I spend so much time in my head I find it’s the one place that can make me feel the safest yet the most vulnerable all at the same time. It’s like a suitcase full of emotions you may or may not need on any given occasion. They (once again…who is THEY?!) say time heals all wounds. I used to say this to people (maybe I became one of those annoying they people) and now I realize I only said it because I didn’t have the slightest idea of what they were going through and my empathy toward them just wanted them to know that I was there. I find I yearn for some sort of empathy that isn’t from a phone call from the east coast or a text message from the west coast.
I have absolutely no idea how to pick up pieces and start over. I have an overwhelming abundance of blessings in the various forms of family, friends, vacation time, flexible hours, and space. I find myself slightly empty though. Not the kind of empty that I NEED someone else to fill my half empty glass but empty in the form of purpose.
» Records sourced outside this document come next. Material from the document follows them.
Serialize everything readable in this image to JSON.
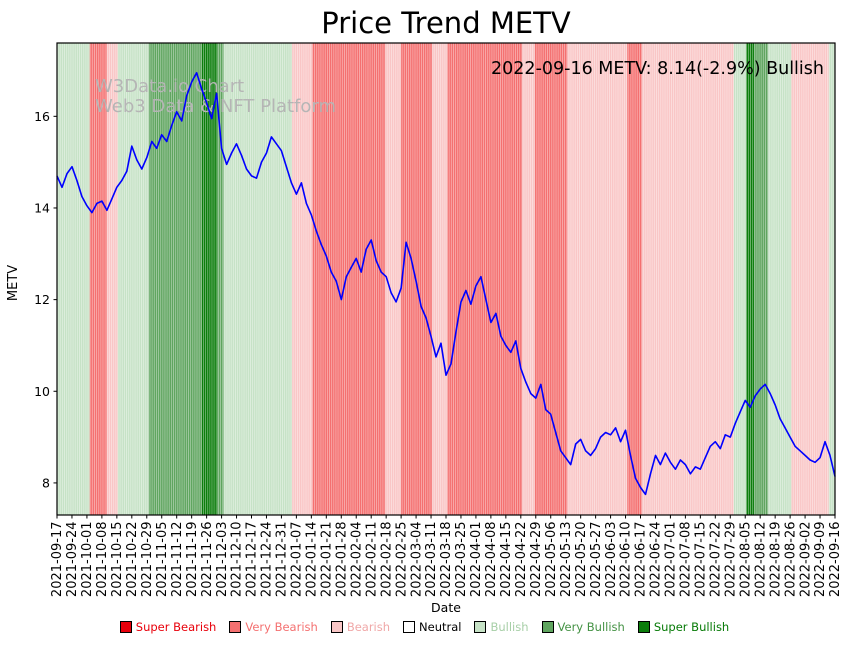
{
  "title": "Price Trend METV",
  "watermark": {
    "line1": "W3Data.io Chart",
    "line2": "Web3 Data & NFT Platform"
  },
  "chart_data": {
    "type": "line",
    "title": "Price Trend METV",
    "annotation": "2022-09-16 METV: 8.14(-2.9%) Bullish",
    "xlabel": "Date",
    "ylabel": "METV",
    "ylim": [
      7.3,
      17.6
    ],
    "yticks": [
      8,
      10,
      12,
      14,
      16
    ],
    "grid": false,
    "legend_position": "bottom",
    "line_color": "#0000ff",
    "x_tick_labels": [
      "2021-09-17",
      "2021-09-24",
      "2021-10-01",
      "2021-10-08",
      "2021-10-15",
      "2021-10-22",
      "2021-10-29",
      "2021-11-05",
      "2021-11-12",
      "2021-11-19",
      "2021-11-26",
      "2021-12-03",
      "2021-12-10",
      "2021-12-17",
      "2021-12-24",
      "2021-12-31",
      "2022-01-07",
      "2022-01-14",
      "2022-01-21",
      "2022-01-28",
      "2022-02-04",
      "2022-02-11",
      "2022-02-18",
      "2022-02-25",
      "2022-03-04",
      "2022-03-11",
      "2022-03-18",
      "2022-03-25",
      "2022-04-01",
      "2022-04-08",
      "2022-04-15",
      "2022-04-22",
      "2022-04-29",
      "2022-05-06",
      "2022-05-13",
      "2022-05-20",
      "2022-05-27",
      "2022-06-03",
      "2022-06-10",
      "2022-06-17",
      "2022-06-24",
      "2022-07-01",
      "2022-07-08",
      "2022-07-15",
      "2022-07-22",
      "2022-07-29",
      "2022-08-05",
      "2022-08-12",
      "2022-08-19",
      "2022-08-26",
      "2022-09-02",
      "2022-09-09",
      "2022-09-16"
    ],
    "series": [
      {
        "name": "METV",
        "values": [
          14.7,
          14.45,
          14.75,
          14.9,
          14.6,
          14.25,
          14.05,
          13.9,
          14.1,
          14.15,
          13.95,
          14.2,
          14.45,
          14.6,
          14.8,
          15.35,
          15.05,
          14.85,
          15.1,
          15.45,
          15.3,
          15.6,
          15.45,
          15.8,
          16.1,
          15.9,
          16.45,
          16.75,
          16.95,
          16.6,
          16.3,
          15.95,
          16.5,
          15.3,
          14.95,
          15.2,
          15.4,
          15.15,
          14.85,
          14.7,
          14.65,
          15.0,
          15.2,
          15.55,
          15.4,
          15.25,
          14.9,
          14.55,
          14.3,
          14.55,
          14.1,
          13.85,
          13.5,
          13.2,
          12.95,
          12.6,
          12.4,
          12.0,
          12.5,
          12.7,
          12.9,
          12.6,
          13.1,
          13.3,
          12.85,
          12.6,
          12.5,
          12.15,
          11.95,
          12.25,
          13.25,
          12.9,
          12.4,
          11.85,
          11.6,
          11.2,
          10.75,
          11.05,
          10.35,
          10.6,
          11.3,
          11.95,
          12.2,
          11.9,
          12.3,
          12.5,
          12.0,
          11.5,
          11.7,
          11.2,
          11.0,
          10.85,
          11.1,
          10.5,
          10.2,
          9.95,
          9.85,
          10.15,
          9.6,
          9.5,
          9.1,
          8.7,
          8.55,
          8.4,
          8.85,
          8.95,
          8.7,
          8.6,
          8.75,
          9.0,
          9.1,
          9.05,
          9.2,
          8.9,
          9.15,
          8.6,
          8.1,
          7.9,
          7.75,
          8.2,
          8.6,
          8.4,
          8.65,
          8.45,
          8.3,
          8.5,
          8.4,
          8.2,
          8.35,
          8.3,
          8.55,
          8.8,
          8.9,
          8.75,
          9.05,
          9.0,
          9.3,
          9.55,
          9.8,
          9.65,
          9.9,
          10.05,
          10.15,
          9.95,
          9.7,
          9.4,
          9.2,
          9.0,
          8.8,
          8.7,
          8.6,
          8.5,
          8.45,
          8.55,
          8.9,
          8.6,
          8.14
        ]
      }
    ],
    "sentiment_colors": {
      "super-bearish": "#e8000b",
      "very-bearish": "#f47070",
      "bearish": "#f9c6c6",
      "neutral": "#ffffff",
      "bullish": "#c6e2c6",
      "very-bullish": "#5fa55f",
      "super-bullish": "#0b7d0b"
    },
    "sentiment_bands": [
      {
        "start": 0.0,
        "end": 0.042,
        "level": "bullish"
      },
      {
        "start": 0.042,
        "end": 0.064,
        "level": "very-bearish"
      },
      {
        "start": 0.064,
        "end": 0.078,
        "level": "bearish"
      },
      {
        "start": 0.078,
        "end": 0.118,
        "level": "bullish"
      },
      {
        "start": 0.118,
        "end": 0.186,
        "level": "very-bullish"
      },
      {
        "start": 0.186,
        "end": 0.206,
        "level": "super-bullish"
      },
      {
        "start": 0.206,
        "end": 0.214,
        "level": "very-bullish"
      },
      {
        "start": 0.214,
        "end": 0.302,
        "level": "bullish"
      },
      {
        "start": 0.302,
        "end": 0.328,
        "level": "bearish"
      },
      {
        "start": 0.328,
        "end": 0.422,
        "level": "very-bearish"
      },
      {
        "start": 0.422,
        "end": 0.442,
        "level": "bearish"
      },
      {
        "start": 0.442,
        "end": 0.482,
        "level": "very-bearish"
      },
      {
        "start": 0.482,
        "end": 0.502,
        "level": "bearish"
      },
      {
        "start": 0.502,
        "end": 0.598,
        "level": "very-bearish"
      },
      {
        "start": 0.598,
        "end": 0.614,
        "level": "bearish"
      },
      {
        "start": 0.614,
        "end": 0.656,
        "level": "very-bearish"
      },
      {
        "start": 0.656,
        "end": 0.733,
        "level": "bearish"
      },
      {
        "start": 0.733,
        "end": 0.752,
        "level": "very-bearish"
      },
      {
        "start": 0.752,
        "end": 0.87,
        "level": "bearish"
      },
      {
        "start": 0.87,
        "end": 0.886,
        "level": "bullish"
      },
      {
        "start": 0.886,
        "end": 0.896,
        "level": "super-bullish"
      },
      {
        "start": 0.896,
        "end": 0.914,
        "level": "very-bullish"
      },
      {
        "start": 0.914,
        "end": 0.944,
        "level": "bullish"
      },
      {
        "start": 0.944,
        "end": 0.992,
        "level": "bearish"
      },
      {
        "start": 0.992,
        "end": 1.0,
        "level": "bullish"
      }
    ],
    "legend": [
      {
        "label": "Super Bearish",
        "color": "#e8000b",
        "text_color": "#e8000b"
      },
      {
        "label": "Very Bearish",
        "color": "#f47070",
        "text_color": "#f47070"
      },
      {
        "label": "Bearish",
        "color": "#f9c6c6",
        "text_color": "#f0a8a8"
      },
      {
        "label": "Neutral",
        "color": "#ffffff",
        "text_color": "#000000"
      },
      {
        "label": "Bullish",
        "color": "#c6e2c6",
        "text_color": "#a7cfa7"
      },
      {
        "label": "Very Bullish",
        "color": "#5fa55f",
        "text_color": "#449244"
      },
      {
        "label": "Super Bullish",
        "color": "#0b7d0b",
        "text_color": "#067a06"
      }
    ]
  }
}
I have this longing to feel a belonging to someone, a purpose of helping, loving, and feeling life with them.
“I wanna hang onto something
That won't break away or fall apart” – Something Corporate
I write so I can go back and read it later, like a book that I have read ten times before with well-worn pages, ear marks, and possible highlights. After it floats around in my head I have to get it out on paper so I can read it, analyze it, understand it and move on. It’s seemingly the only way I can take that piece of baggage and stop lugging it day to day. I think this is why I love books so much, they are full of other people’s suitcases.